Tip: A great place to start is with the past. Ask them about what has happened in their past that has worked or hasn’t worked and what led them to you today. As the saying goes, the best predictor of the future is the past.
- From there, it’s important to ask them what their expectations of the consultation are: What would make this the perfect consultation? What are they hoping to get out of working with you, and what will make this experience a success for them? And then use that information to make it the perfect consultation.
2. Motivational Interviewing to Uncover What they’re Willing, Ready and Able to do
The next step is to help the client figure out what their realistic goals are and what they’re ready, willing and able to do right now. This will go a long way in figuring out a realistic action plan.
Some powerful questions you can ask here include:
- What might be the first step?
- How do we make this easier?
- What brought you here today?
- How would you like things to be different?
- What’s scary about this?
If you need help coming up with more powerful motivational interviewing questions, there’s a full downloadable resource inside the Two-Brain Nutrition Coaching Course that nutrition coaches can use to help guide their questions using motivational interviewing.
Remember: The ultimate goal here is to come up with an action plan they’re confident will lead to success. It’s not about a perfect plan; it’s about building the foundation for baby step-by-step change that will lead to habits they can execute well.
- This piece about meeting the client where they’re at takes a deeper dive into habit-based change.
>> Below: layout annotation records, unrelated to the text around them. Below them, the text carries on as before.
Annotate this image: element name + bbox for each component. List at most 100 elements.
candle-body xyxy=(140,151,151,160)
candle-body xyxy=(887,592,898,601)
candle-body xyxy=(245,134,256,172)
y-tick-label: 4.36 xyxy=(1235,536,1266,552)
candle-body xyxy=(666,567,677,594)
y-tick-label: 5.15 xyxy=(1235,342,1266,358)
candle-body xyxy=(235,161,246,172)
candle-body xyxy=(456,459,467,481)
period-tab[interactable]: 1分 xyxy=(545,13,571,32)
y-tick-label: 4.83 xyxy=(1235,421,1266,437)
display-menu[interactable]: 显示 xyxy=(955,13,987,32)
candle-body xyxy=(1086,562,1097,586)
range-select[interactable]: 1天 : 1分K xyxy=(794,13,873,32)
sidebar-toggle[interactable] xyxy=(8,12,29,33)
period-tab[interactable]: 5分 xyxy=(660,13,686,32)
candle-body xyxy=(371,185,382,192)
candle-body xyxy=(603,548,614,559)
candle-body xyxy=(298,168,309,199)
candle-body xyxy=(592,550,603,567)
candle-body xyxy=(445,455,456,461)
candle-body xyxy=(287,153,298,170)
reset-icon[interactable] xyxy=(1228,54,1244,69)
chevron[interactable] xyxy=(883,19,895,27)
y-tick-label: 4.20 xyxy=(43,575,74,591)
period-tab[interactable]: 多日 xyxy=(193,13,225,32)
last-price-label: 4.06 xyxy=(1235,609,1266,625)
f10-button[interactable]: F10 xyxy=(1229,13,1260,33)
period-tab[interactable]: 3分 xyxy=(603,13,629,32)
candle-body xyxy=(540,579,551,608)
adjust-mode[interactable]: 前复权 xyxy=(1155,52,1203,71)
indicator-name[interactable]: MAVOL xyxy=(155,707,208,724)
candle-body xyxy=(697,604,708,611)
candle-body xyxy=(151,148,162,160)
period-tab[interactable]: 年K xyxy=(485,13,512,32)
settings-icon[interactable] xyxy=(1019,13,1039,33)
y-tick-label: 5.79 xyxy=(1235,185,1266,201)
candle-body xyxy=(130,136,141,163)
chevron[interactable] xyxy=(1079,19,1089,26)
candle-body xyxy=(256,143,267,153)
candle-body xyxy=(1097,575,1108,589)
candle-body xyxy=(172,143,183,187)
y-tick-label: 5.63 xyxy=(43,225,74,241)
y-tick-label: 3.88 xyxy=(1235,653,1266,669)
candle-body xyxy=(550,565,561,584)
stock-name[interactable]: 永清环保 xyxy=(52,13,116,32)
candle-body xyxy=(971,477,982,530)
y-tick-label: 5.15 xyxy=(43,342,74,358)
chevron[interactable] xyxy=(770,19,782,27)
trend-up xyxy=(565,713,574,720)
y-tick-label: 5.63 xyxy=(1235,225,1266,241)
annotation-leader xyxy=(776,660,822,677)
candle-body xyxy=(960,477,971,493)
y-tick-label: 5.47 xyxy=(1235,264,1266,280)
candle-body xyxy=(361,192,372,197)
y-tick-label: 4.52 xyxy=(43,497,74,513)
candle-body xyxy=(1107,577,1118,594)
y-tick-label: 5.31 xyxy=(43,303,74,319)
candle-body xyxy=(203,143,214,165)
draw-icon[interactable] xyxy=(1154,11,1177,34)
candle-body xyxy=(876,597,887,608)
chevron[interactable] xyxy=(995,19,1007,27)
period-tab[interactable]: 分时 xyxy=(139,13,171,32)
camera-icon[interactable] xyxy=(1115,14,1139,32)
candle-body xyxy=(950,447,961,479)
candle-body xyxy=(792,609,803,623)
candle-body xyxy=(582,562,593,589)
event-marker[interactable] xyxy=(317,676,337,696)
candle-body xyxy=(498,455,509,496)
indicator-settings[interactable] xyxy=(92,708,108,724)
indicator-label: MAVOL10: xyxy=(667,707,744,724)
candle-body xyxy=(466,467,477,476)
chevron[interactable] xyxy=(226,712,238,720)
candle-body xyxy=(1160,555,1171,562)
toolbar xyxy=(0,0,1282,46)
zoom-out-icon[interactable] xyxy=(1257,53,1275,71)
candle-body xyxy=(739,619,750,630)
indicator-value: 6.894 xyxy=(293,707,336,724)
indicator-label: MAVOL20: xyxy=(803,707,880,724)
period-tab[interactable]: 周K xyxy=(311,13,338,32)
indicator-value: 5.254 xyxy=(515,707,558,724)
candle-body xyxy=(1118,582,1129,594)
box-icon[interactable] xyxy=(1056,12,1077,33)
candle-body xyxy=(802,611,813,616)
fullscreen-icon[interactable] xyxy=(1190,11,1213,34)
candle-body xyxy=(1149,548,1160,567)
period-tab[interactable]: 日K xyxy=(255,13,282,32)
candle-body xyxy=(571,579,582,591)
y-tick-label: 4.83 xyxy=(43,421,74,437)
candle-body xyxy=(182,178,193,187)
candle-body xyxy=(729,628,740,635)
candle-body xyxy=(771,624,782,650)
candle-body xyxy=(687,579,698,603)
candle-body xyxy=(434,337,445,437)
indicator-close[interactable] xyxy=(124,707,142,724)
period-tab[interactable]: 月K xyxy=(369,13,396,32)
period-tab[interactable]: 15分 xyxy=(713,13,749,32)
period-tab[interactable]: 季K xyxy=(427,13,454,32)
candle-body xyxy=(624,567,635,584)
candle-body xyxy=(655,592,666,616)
Tip: Goal setting is its own beast, and one of the common mistakes is coming up with what are known as “AVOID goals”, such as I want to eliminate sugar, rather than “APPROACH goals”, such as I want to eat four servings of vegetables a day. Avoid goals focus on having the client avoid doing “bad things” (another common coaching error around language and the way we talk about their relationship with food), whereas approach goals put the focus on stacking up positive wins that make the client feel good about their choices. And long-term, the research shows that approach-based goal setting keeps people excited, motivated, and more consistent with positive health habits than any other form of goal setting to change behaviour.
- As a coach, it’s important to use motivational interviewing tactics to lead clients to select approach goals (things we want to do more of) rather than avoid goals.
We’ll leave you with a book recommendation to help you master your motivational interviewing skills: Motivational Interviewing for Nutrition and Fitness by Dawn Clifford and Laura Curtis.